The Privacy Law Scholars Conference held their ninth annual gathering in Washington at the beginning of this month, bringing together academics and practitioners to present papers that are still in development. The workshop environment is a closed circuit – no tweeting or blogging about what happens there is allowed, and papers may or may not ever be published.
However, papers and ideas inevitably rise to the top, and the IAPP recognizes two of those with its annual IAPP Papers Award, voted on by attendees. This year, we saw both repeat winners and iterative ideas, emphasizing the way the conference features communally progressive work.
Kim has focused much of her work in the past on employment law, and she brings that background to privacy by looking at the issue of discrimination. “The whole use of big data in employment has raised some concerns from privacy folks,” she said, “considering the sensitivity of the information … There are those people who write about discrimination and those who write about privacy, and those two things are really coming together. They need to start talking to each other more and more. This paper is the start of that conversation in the employment context.”
Building on the work Barocas and Selbst did to demonstrate the way that algorithms can discriminate, Kim looked at “why this use of data is so different from other uses of data.” Essentially, data use normally focuses on making sure variables are chosen correctly, and parsimonious models are valued. “The use of data mining is the opposite of that,” she said. “Parsimony is not valued; we don’t’ have a theory, we just see what comes out of it.” The result can be some ambiguity about correlation and causation.
In employment decisions, this can be a major discriminatory issue, as it’s impossible to see how those not selected would have done the job.
In the second half of the paper, Kim then looks at whether Title VII of the Civil Rights Act of 1964 is able to handle this discrimination issue, as it is normally applied to employment rights. “There’s a provision in Title VII,” she noted, “that’s been largely ignored and speaks in terms of employers not limiting, segregating or classifying in ways that tend to deny opportunities … I think that could be developed to address algorithms and I start to spin that out and look at what it would mean to use that language to develop a coherent theory, rather than take direct doctrine that was developed in the context of industrial physiology and workplace testing.”
There is clearly a large different between a test administered to a potential employee that evaluates their effectiveness for a job and an algorithm that might determine that people with certain browsing habits online are better fits than others.
“Employers cannot defend an algorithm just by saying it’s job-related,” Kim argued. “That might have made sense when there was a skilled test.
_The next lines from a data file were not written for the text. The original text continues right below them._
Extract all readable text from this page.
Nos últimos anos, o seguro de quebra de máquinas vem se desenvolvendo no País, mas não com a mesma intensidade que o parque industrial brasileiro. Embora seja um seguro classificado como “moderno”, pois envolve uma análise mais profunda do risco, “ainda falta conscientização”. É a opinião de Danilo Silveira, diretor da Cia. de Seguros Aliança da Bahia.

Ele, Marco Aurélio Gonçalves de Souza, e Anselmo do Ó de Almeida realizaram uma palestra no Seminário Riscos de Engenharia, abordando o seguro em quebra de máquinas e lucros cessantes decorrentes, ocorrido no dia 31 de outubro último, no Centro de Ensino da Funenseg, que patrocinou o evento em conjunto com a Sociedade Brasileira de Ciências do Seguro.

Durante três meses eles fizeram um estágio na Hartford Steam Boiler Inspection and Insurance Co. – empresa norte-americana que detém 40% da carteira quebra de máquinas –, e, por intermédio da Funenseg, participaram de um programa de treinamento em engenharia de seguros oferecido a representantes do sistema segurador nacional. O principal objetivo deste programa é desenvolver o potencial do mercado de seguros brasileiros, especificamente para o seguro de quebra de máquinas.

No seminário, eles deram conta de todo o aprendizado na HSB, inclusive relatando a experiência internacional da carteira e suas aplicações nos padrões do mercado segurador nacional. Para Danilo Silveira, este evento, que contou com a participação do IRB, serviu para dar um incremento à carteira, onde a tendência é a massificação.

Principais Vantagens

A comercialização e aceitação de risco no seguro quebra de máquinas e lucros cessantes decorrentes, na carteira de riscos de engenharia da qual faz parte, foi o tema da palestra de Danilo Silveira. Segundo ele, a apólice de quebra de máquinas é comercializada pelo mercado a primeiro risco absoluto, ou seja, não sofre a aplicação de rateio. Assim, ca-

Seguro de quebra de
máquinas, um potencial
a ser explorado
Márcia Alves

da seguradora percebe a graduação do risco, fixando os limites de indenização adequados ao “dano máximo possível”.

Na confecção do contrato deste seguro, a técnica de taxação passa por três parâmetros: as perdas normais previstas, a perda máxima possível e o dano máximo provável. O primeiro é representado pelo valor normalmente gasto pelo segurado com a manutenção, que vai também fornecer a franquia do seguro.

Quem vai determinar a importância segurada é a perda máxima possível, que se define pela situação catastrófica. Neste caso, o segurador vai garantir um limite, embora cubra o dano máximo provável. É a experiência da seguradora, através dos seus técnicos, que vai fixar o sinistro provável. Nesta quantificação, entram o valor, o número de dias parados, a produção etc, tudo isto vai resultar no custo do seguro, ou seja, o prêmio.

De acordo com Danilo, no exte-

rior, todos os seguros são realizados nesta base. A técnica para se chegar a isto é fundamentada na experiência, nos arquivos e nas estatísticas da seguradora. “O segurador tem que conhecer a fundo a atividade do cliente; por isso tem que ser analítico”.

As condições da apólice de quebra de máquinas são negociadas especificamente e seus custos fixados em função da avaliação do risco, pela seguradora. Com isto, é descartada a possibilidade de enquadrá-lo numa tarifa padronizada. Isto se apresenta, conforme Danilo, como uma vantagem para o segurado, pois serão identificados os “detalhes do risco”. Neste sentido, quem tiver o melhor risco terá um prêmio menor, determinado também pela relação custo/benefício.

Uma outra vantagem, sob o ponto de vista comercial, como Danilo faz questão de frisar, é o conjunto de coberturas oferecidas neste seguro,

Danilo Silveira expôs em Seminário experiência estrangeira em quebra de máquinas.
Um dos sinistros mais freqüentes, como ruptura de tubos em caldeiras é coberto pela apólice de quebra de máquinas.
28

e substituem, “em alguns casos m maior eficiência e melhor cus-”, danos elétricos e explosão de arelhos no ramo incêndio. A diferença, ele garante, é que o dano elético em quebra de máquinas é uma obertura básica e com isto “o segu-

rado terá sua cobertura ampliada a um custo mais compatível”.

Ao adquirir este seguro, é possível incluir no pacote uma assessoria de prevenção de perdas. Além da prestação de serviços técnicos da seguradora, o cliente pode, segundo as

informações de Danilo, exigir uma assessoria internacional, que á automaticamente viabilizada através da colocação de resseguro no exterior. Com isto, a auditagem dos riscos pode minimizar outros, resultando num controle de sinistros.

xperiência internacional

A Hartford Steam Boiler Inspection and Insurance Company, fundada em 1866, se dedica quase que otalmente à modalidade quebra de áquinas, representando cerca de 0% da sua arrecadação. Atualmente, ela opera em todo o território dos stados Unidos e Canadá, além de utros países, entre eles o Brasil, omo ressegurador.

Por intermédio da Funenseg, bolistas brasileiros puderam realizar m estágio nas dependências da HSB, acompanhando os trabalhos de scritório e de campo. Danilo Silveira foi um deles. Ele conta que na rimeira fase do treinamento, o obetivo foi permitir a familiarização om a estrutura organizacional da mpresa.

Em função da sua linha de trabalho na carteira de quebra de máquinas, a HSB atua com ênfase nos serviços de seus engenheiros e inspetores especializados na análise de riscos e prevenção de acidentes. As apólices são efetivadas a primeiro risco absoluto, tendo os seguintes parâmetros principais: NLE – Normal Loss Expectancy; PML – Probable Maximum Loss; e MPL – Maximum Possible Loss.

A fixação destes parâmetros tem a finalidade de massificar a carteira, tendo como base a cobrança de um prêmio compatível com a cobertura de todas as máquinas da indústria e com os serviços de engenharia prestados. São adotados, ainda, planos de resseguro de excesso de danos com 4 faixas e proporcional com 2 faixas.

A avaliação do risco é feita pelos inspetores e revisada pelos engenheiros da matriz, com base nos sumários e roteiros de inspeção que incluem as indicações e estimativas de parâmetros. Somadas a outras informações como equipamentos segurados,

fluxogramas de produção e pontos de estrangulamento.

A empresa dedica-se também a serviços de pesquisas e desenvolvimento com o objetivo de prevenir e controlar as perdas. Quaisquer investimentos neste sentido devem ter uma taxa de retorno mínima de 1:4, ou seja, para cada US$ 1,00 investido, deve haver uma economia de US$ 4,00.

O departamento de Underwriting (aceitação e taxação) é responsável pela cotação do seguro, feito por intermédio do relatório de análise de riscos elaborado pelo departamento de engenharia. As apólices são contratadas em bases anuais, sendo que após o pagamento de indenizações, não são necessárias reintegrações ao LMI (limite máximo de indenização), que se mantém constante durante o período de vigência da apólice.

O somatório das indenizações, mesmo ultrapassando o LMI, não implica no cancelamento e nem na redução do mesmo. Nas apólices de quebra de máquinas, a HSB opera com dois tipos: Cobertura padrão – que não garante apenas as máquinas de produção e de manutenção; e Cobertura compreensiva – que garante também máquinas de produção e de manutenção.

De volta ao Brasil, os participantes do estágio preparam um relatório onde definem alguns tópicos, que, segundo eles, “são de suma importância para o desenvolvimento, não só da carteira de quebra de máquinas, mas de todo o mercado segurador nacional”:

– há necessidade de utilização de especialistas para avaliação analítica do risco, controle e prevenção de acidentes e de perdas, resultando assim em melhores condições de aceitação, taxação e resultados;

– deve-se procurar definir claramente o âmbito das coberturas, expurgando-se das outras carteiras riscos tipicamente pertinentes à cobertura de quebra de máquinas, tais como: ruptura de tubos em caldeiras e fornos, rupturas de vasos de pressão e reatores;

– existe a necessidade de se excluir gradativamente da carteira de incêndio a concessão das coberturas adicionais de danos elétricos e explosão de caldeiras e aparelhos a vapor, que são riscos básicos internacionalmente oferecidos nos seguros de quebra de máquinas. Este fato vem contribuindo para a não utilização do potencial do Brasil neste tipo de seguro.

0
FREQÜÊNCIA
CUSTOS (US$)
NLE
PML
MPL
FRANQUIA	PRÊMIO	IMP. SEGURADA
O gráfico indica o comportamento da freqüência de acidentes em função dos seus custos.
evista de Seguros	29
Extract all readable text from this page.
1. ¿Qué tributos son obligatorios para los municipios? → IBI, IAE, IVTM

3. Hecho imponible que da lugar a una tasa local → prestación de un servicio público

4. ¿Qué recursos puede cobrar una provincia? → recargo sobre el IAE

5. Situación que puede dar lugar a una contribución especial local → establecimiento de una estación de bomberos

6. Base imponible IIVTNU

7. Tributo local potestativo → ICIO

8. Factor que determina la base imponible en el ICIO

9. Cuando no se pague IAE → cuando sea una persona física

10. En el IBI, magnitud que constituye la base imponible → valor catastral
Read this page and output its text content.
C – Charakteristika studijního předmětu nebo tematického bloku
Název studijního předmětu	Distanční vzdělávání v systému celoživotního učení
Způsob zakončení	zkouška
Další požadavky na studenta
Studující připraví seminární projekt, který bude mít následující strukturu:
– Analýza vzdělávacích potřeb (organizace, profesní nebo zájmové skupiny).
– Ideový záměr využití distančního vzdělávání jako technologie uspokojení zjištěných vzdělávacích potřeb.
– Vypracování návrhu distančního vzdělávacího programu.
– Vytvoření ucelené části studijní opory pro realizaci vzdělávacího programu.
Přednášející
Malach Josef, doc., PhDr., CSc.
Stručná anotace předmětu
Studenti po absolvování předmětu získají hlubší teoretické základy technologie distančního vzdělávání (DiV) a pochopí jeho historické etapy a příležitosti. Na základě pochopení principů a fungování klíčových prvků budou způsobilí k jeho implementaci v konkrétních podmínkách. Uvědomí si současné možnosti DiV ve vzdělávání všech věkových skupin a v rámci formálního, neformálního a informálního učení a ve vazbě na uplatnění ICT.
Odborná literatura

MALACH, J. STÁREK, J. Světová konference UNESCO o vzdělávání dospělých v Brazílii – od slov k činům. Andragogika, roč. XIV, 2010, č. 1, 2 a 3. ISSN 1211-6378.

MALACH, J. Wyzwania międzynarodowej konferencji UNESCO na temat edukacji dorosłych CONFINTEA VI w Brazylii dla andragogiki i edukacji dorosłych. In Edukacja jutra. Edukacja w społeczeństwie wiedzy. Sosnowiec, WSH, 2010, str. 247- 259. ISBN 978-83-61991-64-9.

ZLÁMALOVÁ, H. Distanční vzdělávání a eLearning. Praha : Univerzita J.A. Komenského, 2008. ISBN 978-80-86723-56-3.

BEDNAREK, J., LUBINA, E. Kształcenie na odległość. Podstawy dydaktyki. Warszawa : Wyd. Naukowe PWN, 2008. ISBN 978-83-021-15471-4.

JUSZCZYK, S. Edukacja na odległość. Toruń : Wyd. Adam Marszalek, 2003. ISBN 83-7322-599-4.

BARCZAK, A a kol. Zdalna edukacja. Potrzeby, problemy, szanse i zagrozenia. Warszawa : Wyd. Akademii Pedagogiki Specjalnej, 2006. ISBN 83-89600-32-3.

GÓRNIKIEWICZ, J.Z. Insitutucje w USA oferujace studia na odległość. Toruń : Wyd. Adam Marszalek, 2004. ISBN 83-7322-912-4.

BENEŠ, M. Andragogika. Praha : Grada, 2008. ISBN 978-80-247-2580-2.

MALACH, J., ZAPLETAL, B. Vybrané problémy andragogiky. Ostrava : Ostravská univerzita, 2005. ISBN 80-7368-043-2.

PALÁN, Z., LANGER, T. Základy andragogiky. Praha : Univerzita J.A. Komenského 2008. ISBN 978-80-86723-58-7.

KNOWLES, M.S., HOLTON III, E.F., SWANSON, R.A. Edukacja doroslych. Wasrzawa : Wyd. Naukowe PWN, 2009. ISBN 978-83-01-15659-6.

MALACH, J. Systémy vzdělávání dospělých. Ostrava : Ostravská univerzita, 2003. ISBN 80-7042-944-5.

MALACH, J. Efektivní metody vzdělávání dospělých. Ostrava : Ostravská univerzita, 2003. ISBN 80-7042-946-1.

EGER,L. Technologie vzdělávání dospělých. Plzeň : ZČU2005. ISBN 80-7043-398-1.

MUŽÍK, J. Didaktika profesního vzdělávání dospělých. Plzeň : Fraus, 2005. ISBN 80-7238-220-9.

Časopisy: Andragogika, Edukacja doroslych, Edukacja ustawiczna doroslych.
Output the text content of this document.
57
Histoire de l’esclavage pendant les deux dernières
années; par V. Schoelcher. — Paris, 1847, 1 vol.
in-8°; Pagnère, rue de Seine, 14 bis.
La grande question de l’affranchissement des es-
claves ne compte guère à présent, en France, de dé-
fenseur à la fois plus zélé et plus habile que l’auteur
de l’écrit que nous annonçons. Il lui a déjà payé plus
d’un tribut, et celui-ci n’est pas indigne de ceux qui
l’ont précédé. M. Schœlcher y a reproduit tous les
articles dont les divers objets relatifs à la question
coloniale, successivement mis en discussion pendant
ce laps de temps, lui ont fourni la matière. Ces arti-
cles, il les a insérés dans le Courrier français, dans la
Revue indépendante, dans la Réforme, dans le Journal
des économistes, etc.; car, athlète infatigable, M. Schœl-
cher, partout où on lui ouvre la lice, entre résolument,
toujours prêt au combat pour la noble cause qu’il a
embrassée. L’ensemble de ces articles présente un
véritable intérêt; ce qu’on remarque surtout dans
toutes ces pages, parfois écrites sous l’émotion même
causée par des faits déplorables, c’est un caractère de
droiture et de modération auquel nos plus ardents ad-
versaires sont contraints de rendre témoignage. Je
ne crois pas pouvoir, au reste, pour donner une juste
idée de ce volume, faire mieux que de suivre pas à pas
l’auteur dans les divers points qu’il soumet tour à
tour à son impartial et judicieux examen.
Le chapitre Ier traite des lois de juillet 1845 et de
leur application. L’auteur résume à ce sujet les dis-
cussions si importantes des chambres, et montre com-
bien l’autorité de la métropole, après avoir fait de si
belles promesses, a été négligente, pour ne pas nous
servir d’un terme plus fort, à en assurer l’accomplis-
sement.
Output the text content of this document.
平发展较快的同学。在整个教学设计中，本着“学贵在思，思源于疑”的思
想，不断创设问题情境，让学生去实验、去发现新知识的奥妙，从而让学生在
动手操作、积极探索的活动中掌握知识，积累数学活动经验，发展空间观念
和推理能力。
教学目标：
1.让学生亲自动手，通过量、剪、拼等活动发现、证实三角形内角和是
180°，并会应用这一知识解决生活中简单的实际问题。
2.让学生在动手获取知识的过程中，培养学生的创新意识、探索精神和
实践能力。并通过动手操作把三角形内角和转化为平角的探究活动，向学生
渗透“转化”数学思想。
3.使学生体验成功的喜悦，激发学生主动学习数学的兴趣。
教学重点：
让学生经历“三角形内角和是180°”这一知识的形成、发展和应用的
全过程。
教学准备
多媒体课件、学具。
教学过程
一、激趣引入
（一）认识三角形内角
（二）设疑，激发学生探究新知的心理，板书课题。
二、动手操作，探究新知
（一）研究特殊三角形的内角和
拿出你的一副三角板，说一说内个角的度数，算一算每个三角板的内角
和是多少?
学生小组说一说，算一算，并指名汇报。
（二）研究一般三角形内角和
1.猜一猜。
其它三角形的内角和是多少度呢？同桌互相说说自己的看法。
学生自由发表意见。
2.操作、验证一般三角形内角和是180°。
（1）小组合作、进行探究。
That doesn’t make sense when it’s just correlation spit out by a machine.”
In fact, if you look to history, you’ll see that it was a group of 10 attorneys general who first went to Silicon Valley in 1998 to talk to companies about not having privacy policies. “When the FTC was arguing self-regulation,” Citron noted. “The state AGs said, ‘no, no, we think it’s an unfair practice.’”
Former Assistant AG of California Susan Henrichsen recalled for Citron in an interview that the AGs were hoping a consultative approach would get the burgeoning internet sector to respond to AG fears of deception and lack of transparency.
“And Susan said the companies said, ‘Come on, people trust us! They know that they can trust us,’” said Citron. “So those negotiations were a failure … and so in 1998 the state AGs brought enforcement actions against DoubleClick and others, arguing that if you don’t tell people what you’re doing, that’s unfair and deceptive, and that’s the first time we started talking privacy notices in an enforcement way.”
Through an extensive series of interviews and freedom of information access requests, Citron has built in her paper an argument for “ways state attorneys general can function more effectively through informal and formal proceedings,” while also urging “state enforcers to act more boldly in the face of certain shadowy data practices.” Along the way, she identifies the ways that states team up to build on each other’s strengths and bodies of knowledge and documents their various enforcement styles.
All of which serves to shine a spotlight on the AG’s role in the bigger picture of enforcement and policy-making. Everyone focuses on the FTC’s role as privacy enforcer of consumer privacy issues in the United States, said Citron, “and they are the mother ship now in many ways, but the state AGs have been important leaders and partners and we sort of forget them.”
Look for Kim’s work to be presented at the Privacy. Security. Risk conference in San Jose this fall, and for Citron’s work to appear at the Global Privacy Summit in Washington this coming spring.